Editor's Notebook: Britain's Emotional Reception for War Dead

Haunting scene as British casualties pass through Wootton Bassett.

July 6, 2010— -- In Britain last Wednesday, the papers carried mostly unremarkable fare: the latest on the Russian spy story, a shakeup in British sentencing policies, the Queen's visit to Canada, Scotsman Andy Murray's run at Wimbledon. It was a beautiful summer morning in London, unseasonably warm, hardly a cloud in the sky. I was finishing my breakfast, and finishing the papers, when my eye found an image as arresting as any I'd seen in a while.

The photograph showed a procession of black cars making its way down a narrow street, police officers and soldiers saluting the cars, people on either side lined six deep or so, nearly every one of them standing at attention. The Union Jack was visible in the backs of the cars – the last clue, if you needed one, of what you were looking at. The picture struck me as a particularly compelling portrait of war, and loss.

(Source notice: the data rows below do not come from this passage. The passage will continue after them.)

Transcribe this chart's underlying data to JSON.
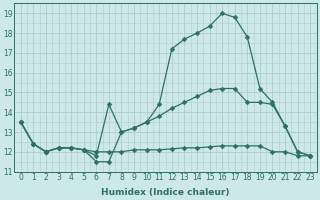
{
  "xlabel": "Humidex (Indice chaleur)",
  "background_color": "#cce8e8",
  "grid_color_major": "#b0cccc",
  "grid_color_minor": "#b0cccc",
  "line_color": "#2d7068",
  "xlim": [
    -0.5,
    23.5
  ],
  "ylim": [
    11.0,
    19.5
  ],
  "xticks": [
    0,
    1,
    2,
    3,
    4,
    5,
    6,
    7,
    8,
    9,
    10,
    11,
    12,
    13,
    14,
    15,
    16,
    17,
    18,
    19,
    20,
    21,
    22,
    23
  ],
  "yticks": [
    11,
    12,
    13,
    14,
    15,
    16,
    17,
    18,
    19
  ],
  "series": [
    [
      13.5,
      12.4,
      12.0,
      12.2,
      12.2,
      12.1,
      11.5,
      11.5,
      13.0,
      13.2,
      13.5,
      14.4,
      17.2,
      17.7,
      18.0,
      18.35,
      19.0,
      18.8,
      17.8,
      15.2,
      14.5,
      13.3,
      12.0,
      11.8
    ],
    [
      13.5,
      12.4,
      12.0,
      12.2,
      12.2,
      12.1,
      11.8,
      14.4,
      13.0,
      13.2,
      13.5,
      13.8,
      14.2,
      14.5,
      14.8,
      15.1,
      15.2,
      15.2,
      14.5,
      14.5,
      14.4,
      13.3,
      12.0,
      11.8
    ],
    [
      13.5,
      12.4,
      12.0,
      12.2,
      12.2,
      12.1,
      12.0,
      12.0,
      12.0,
      12.1,
      12.1,
      12.1,
      12.15,
      12.2,
      12.2,
      12.25,
      12.3,
      12.3,
      12.3,
      12.3,
      12.0,
      12.0,
      11.8,
      11.8
    ]
  ],
  "tick_fontsize": 5.5,
  "xlabel_fontsize": 6.5,
  "marker_size": 2.5,
  "linewidth": 0.9
}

Seven men had come home in coffins that morning, flown on a Royal Air Force plane from Afghanistan to the RAF base at Lyneham. Then, as has been the custom in Great Britain, a cortege had carried the men past throngs of mourners, a slow and profoundly moving procession that would bring the servicemen to their final resting place. The photograph had been taken in Wootton Bassett, a small market town in northern England where thousands of people had come to pay tribute.

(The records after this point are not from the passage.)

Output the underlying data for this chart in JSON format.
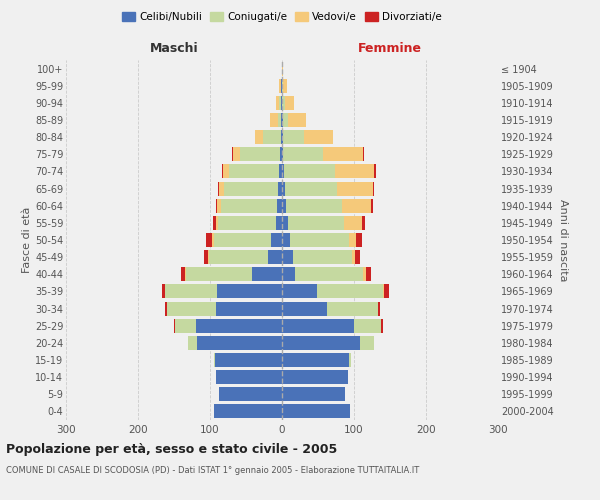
{
  "age_groups": [
    "0-4",
    "5-9",
    "10-14",
    "15-19",
    "20-24",
    "25-29",
    "30-34",
    "35-39",
    "40-44",
    "45-49",
    "50-54",
    "55-59",
    "60-64",
    "65-69",
    "70-74",
    "75-79",
    "80-84",
    "85-89",
    "90-94",
    "95-99",
    "100+"
  ],
  "birth_years": [
    "2000-2004",
    "1995-1999",
    "1990-1994",
    "1985-1989",
    "1980-1984",
    "1975-1979",
    "1970-1974",
    "1965-1969",
    "1960-1964",
    "1955-1959",
    "1950-1954",
    "1945-1949",
    "1940-1944",
    "1935-1939",
    "1930-1934",
    "1925-1929",
    "1920-1924",
    "1915-1919",
    "1910-1914",
    "1905-1909",
    "≤ 1904"
  ],
  "colors": {
    "celibi": "#4a72b8",
    "coniugati": "#c5d9a0",
    "vedovi": "#f5c97a",
    "divorziati": "#cc2222"
  },
  "maschi": {
    "celibi": [
      95,
      88,
      92,
      93,
      118,
      120,
      92,
      90,
      42,
      20,
      15,
      9,
      7,
      5,
      4,
      3,
      2,
      1,
      1,
      1,
      0
    ],
    "coniugati": [
      0,
      0,
      0,
      2,
      12,
      28,
      68,
      72,
      92,
      82,
      80,
      80,
      78,
      75,
      70,
      55,
      25,
      5,
      3,
      1,
      0
    ],
    "vedovi": [
      0,
      0,
      0,
      0,
      0,
      0,
      0,
      0,
      1,
      1,
      2,
      3,
      5,
      7,
      8,
      10,
      10,
      10,
      5,
      2,
      0
    ],
    "divorziati": [
      0,
      0,
      0,
      0,
      0,
      2,
      2,
      5,
      5,
      5,
      8,
      4,
      2,
      2,
      2,
      2,
      0,
      0,
      0,
      0,
      0
    ]
  },
  "femmine": {
    "nubili": [
      95,
      88,
      92,
      93,
      108,
      100,
      62,
      48,
      18,
      15,
      11,
      8,
      6,
      4,
      3,
      2,
      1,
      1,
      0,
      0,
      0
    ],
    "coniugate": [
      0,
      0,
      0,
      3,
      20,
      38,
      72,
      92,
      95,
      82,
      82,
      78,
      78,
      72,
      70,
      55,
      30,
      8,
      4,
      2,
      0
    ],
    "vedove": [
      0,
      0,
      0,
      0,
      0,
      0,
      0,
      2,
      3,
      5,
      10,
      25,
      40,
      50,
      55,
      55,
      40,
      25,
      12,
      5,
      1
    ],
    "divorziate": [
      0,
      0,
      0,
      0,
      0,
      2,
      2,
      7,
      8,
      7,
      8,
      4,
      2,
      2,
      2,
      2,
      0,
      0,
      0,
      0,
      0
    ]
  },
  "title": "Popolazione per età, sesso e stato civile - 2005",
  "subtitle": "COMUNE DI CASALE DI SCODOSIA (PD) - Dati ISTAT 1° gennaio 2005 - Elaborazione TUTTAITALIA.IT",
  "xlabel_left": "Maschi",
  "xlabel_right": "Femmine",
  "ylabel_left": "Fasce di età",
  "ylabel_right": "Anni di nascita",
  "xlim": 300,
  "legend_labels": [
    "Celibi/Nubili",
    "Coniugati/e",
    "Vedovi/e",
    "Divorziati/e"
  ],
  "background_color": "#f0f0f0",
  "grid_color": "#cccccc"
}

That seven British servicemen had died in a week in Afghanistan was sad, but hardly a shock. June had already proved the deadliest month for NATO in the eight-and-a-half-year-long war, and British losses had recently surpassed 300 dead. But for American eyes – used to seeing only the occasional arrival of coffins at Dover Air Force Base, or distant photographs of a burial at Arlington – the scene at Wooton Bassett was powerful, and haunting.

There were several pictures. People laid flowers atop the hearse cars. British Legion members lowered flags as the cars passed. A woman leaned her head against a hearse window. One close-focus photo showed a flag-wrapped coffin, and a tearful woman staring into the car.

Stirred By a Haunting Photo in Wootton Bassett

Public opinion in Britain has veered against the Afghan war, as it has here. A recent poll found two-thirds of British citizens believe the war is unwinnable. But it is not clear that such scenes as this one in Wootton Bassett are the reason. Indeed, no one interviewed in the articles I read had anything negative to say about the war itself. They expressed only sorrow, and veneration for the soldiers. An RAF veteran named Bill Baldam told The Guardian, "I'm here to pay respects to these young lads. We don't have to do it, but we want to do it."

New Prime Minister David Cameron has pledged to stay the course (though he also says British forces must be out of Afghanistan by 2015), and on the day after the seven soldiers came home, Defence Secretary Liam Fox told a Washington audience that Britain and her allies must "see the job through."

Would public opinion change in this country, were fallen soldiers given such a public homecoming? Or would Americans merely pay more attention to the war, and not necessarily change their opinion, or outlook? These are "unknowables," as Donald Rumsfeld used to say. And in any event the country may be paying more attention now, as U.S. casualties mount, a major operation in Kandahar looms, and a new man – David Petraeus -- takes command of the war.

Still, staring at that picture Wednesday – on a sunny morning in London – it was hard not to reflect on the power of a single moment, and a single image, to provoke the mind. And stir the soul.